In deze zaak hebben twee passagiers een vordering ingesteld tegen de luchtvaartmaatschappij Air France, omdat hun vlucht van Amsterdam naar Parijs op 1 juni 2018 was geannuleerd. De passagiers, vertegenwoordigd door EUclaim B.V., vroegen compensatie op basis van de Europese Verordening (EG) nr. 261/2004, die regels vaststelt voor compensatie en bijstand aan luchtreizigers bij annuleringen. De luchtvaartmaatschappij betwistte de vordering en voerde aan dat de annulering het gevolg was van buitengewone omstandigheden, namelijk slechte weersomstandigheden en de daaropvolgende veiligheidsmaatregelen van de luchtverkeersleiding.

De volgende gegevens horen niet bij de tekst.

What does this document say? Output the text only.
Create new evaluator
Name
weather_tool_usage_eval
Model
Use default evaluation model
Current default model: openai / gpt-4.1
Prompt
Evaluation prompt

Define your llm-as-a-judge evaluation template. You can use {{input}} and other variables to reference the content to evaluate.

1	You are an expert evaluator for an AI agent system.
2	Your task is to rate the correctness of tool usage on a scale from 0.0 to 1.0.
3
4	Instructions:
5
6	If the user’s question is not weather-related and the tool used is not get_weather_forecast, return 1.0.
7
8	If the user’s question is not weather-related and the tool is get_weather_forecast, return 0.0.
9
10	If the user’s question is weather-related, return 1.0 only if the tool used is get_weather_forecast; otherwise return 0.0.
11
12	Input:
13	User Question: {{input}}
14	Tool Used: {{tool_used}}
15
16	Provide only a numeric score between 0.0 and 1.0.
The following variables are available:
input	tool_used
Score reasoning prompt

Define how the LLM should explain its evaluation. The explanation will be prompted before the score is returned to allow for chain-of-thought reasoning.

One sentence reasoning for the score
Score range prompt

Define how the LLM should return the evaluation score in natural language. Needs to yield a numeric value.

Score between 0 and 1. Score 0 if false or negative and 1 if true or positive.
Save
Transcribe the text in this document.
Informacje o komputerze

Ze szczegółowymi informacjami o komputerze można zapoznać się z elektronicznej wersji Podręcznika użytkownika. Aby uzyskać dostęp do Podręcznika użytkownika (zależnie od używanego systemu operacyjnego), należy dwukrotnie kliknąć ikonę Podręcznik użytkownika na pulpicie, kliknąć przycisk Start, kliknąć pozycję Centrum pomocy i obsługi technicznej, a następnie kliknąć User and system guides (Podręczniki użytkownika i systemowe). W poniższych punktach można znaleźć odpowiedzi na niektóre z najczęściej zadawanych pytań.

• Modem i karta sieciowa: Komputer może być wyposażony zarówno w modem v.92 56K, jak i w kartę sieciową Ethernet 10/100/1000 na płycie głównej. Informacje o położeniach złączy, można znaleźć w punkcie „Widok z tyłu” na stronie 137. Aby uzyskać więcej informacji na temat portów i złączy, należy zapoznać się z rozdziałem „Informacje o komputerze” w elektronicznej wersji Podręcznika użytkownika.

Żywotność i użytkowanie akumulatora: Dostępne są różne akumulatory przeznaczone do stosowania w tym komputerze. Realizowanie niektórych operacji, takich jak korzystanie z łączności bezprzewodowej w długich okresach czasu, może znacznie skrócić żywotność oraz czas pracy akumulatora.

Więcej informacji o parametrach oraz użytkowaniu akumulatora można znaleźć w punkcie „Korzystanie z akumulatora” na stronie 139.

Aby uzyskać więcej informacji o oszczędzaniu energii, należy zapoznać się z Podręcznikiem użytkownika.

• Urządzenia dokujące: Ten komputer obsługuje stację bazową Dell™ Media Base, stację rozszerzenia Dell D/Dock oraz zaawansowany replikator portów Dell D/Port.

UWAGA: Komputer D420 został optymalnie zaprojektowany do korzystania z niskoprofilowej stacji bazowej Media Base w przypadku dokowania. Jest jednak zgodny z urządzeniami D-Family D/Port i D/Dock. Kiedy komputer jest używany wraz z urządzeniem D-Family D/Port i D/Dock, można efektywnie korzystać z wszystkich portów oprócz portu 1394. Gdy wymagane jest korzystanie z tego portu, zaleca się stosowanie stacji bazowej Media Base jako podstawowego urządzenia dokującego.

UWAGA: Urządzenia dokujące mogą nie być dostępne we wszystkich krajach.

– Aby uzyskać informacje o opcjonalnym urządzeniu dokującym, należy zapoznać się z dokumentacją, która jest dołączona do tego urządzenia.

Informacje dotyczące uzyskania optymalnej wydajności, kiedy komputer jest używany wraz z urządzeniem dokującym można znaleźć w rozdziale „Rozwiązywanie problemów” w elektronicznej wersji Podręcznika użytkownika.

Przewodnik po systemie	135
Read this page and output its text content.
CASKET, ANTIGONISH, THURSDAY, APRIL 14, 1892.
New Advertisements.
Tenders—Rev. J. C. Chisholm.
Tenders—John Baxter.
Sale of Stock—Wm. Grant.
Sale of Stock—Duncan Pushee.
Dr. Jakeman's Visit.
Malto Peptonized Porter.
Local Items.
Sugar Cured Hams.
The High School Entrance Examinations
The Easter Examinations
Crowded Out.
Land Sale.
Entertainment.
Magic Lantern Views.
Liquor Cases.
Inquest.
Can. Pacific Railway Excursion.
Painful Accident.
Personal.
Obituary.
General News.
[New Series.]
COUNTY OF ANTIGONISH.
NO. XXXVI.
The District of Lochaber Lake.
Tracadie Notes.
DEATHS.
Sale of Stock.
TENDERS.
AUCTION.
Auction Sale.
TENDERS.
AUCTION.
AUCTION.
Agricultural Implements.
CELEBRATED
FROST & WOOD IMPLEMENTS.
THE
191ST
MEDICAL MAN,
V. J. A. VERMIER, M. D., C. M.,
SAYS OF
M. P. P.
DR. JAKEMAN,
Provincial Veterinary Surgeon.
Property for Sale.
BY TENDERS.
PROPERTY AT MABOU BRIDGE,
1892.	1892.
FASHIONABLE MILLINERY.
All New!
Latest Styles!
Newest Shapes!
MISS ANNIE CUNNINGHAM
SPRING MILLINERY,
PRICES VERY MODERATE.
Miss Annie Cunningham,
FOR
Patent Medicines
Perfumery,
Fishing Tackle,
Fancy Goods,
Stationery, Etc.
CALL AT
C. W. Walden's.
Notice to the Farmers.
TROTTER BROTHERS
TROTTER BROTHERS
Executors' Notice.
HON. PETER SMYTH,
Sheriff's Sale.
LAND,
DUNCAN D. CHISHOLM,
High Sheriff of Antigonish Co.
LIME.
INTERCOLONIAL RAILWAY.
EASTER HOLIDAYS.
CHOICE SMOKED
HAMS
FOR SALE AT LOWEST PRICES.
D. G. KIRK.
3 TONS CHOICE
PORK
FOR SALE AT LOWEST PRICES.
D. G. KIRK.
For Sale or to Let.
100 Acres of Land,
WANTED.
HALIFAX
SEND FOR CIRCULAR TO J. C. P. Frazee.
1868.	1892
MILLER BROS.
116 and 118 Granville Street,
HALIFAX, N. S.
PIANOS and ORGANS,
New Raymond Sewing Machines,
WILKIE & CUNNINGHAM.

De kantonrechter heeft vastgesteld dat de vlucht was geannuleerd en dat de vervoerder in beginsel verplicht was tot compensatie, tenzij deze kon aantonen dat de annulering het gevolg was van buitengewone omstandigheden. De vervoerder heeft bewijs geleverd dat de vlucht was geannuleerd vanwege dichte mist, waardoor de luchtverkeersleiding de capaciteit van de luchthaven had moeten verlagen. De kantonrechter oordeelde dat de vervoerder voldoende had aangetoond dat de annulering van de vlucht het gevolg was van deze omstandigheden en dat de vervoerder alle redelijke maatregelen had genomen om de vertraging te beperken.
Uiteindelijk heeft de kantonrechter de vordering van de passagiers afgewezen en hen veroordeeld tot betaling van de proceskosten. De beslissing is genomen door kantonrechter S.N. Schipper en er staat geen hoger beroep open tegen deze beschikking.